The moral of the story is that we are far too vulnerable to forces beyond our control. We need to have more ownership of our local economy. Our work force, our schools, our industries require it in order to have more control over our local destiny.
It may seem like a tall order but let's consider what we already have. Using 2010 figures, there was $24.3 trillion dollars invested stock and bond markets.
This is only an estimation based on the assumption of a uniform distribution but let's look at what it would mean for a local economy. In the Connecticut River Valley in Massachusetts, where we are, there is an adult population of 544,000. Under this methodology we have invested over $70 billion dollars outside of the region. If we could focus 1/100th of that investment directly in our region, we would be investing $700 million in our local economies.
So, why isn't our local capital being invested locally? The challenge is to attract local capital in a manner which will provide a real financial return, in addition to a "social" return, that allows people to invest a portion of their capital into their own community.
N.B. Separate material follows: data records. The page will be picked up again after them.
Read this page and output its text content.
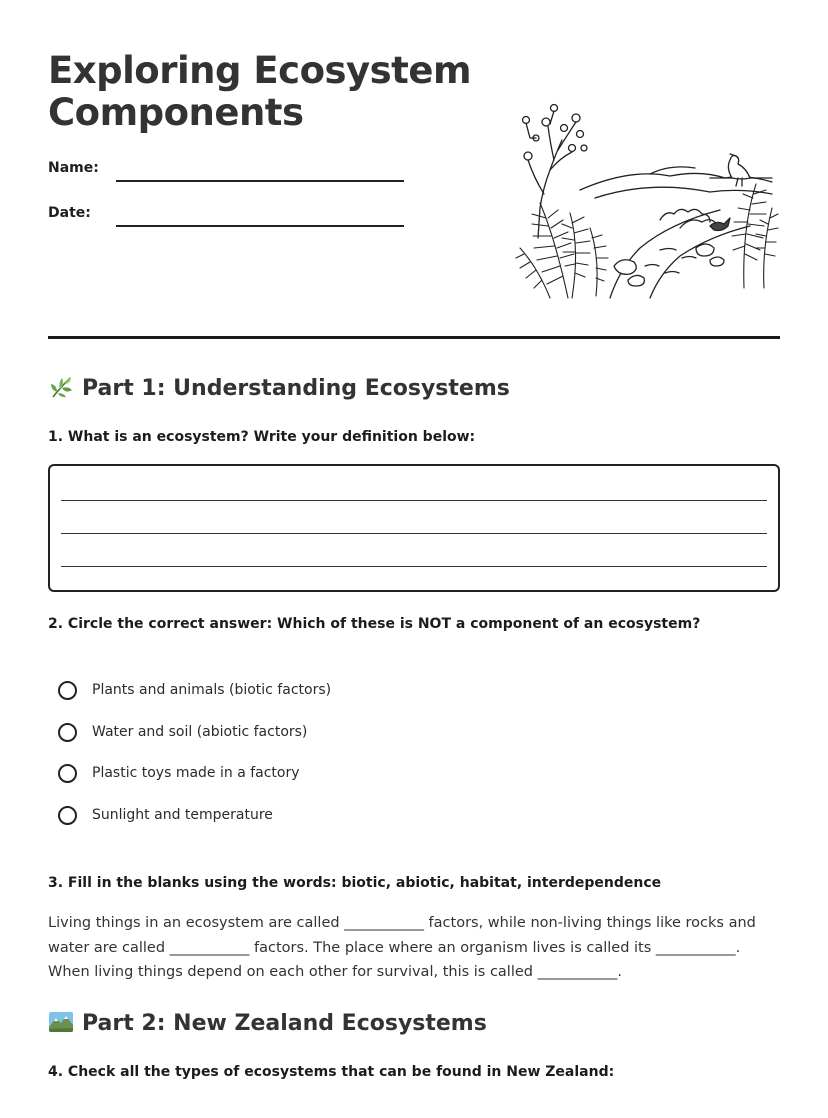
Exploring Ecosystem Components
Name:
Date:
Part 1: Understanding Ecosystems

1. What is an ecosystem? Write your definition below:

2. Circle the correct answer: Which of these is NOT a component of an ecosystem?

Plants and animals (biotic factors)
Water and soil (abiotic factors)
Plastic toys made in a factory
Sunlight and temperature

3. Fill in the blanks using the words: biotic, abiotic, habitat, interdependence

Living things in an ecosystem are called ___________ factors, while non-living things like rocks and water are called ___________ factors. The place where an organism lives is called its ___________. When living things depend on each other for survival, this is called ___________.

Part 2: New Zealand Ecosystems

4. Check all the types of ecosystems that can be found in New Zealand:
How can we do that? There is more than one answer. At Common Capital we have taken a first step and formed a local investment fund called the Community First Fund for local individual to lend as little as $2,500 to a portfolio of local small businesses. We are working to create other venues for investment as well.
Larger projects such as health centers, libraries, theaters and community centers all need capital. We need to find incentives currently targeted towards institutional investors by the federal and states governments to be redefined to give incentive for local investors.
Ultimately we need to create the consciousness that "buying locally" is not enough. We also need to "invest locally". The solution is in our hands. Let us vow never again to be as beholden as we are today to two people in Washington whose primary interest is not where we live.
ADP is a primary community partner for Common Capital and we have financed several high impact projects would not have been possible without ADP's leadership and connection to low-income communities. With the local investing model described above, we can increase the impact we have and "close the loop" between projects that are starved for capital and our local communities that can provide it.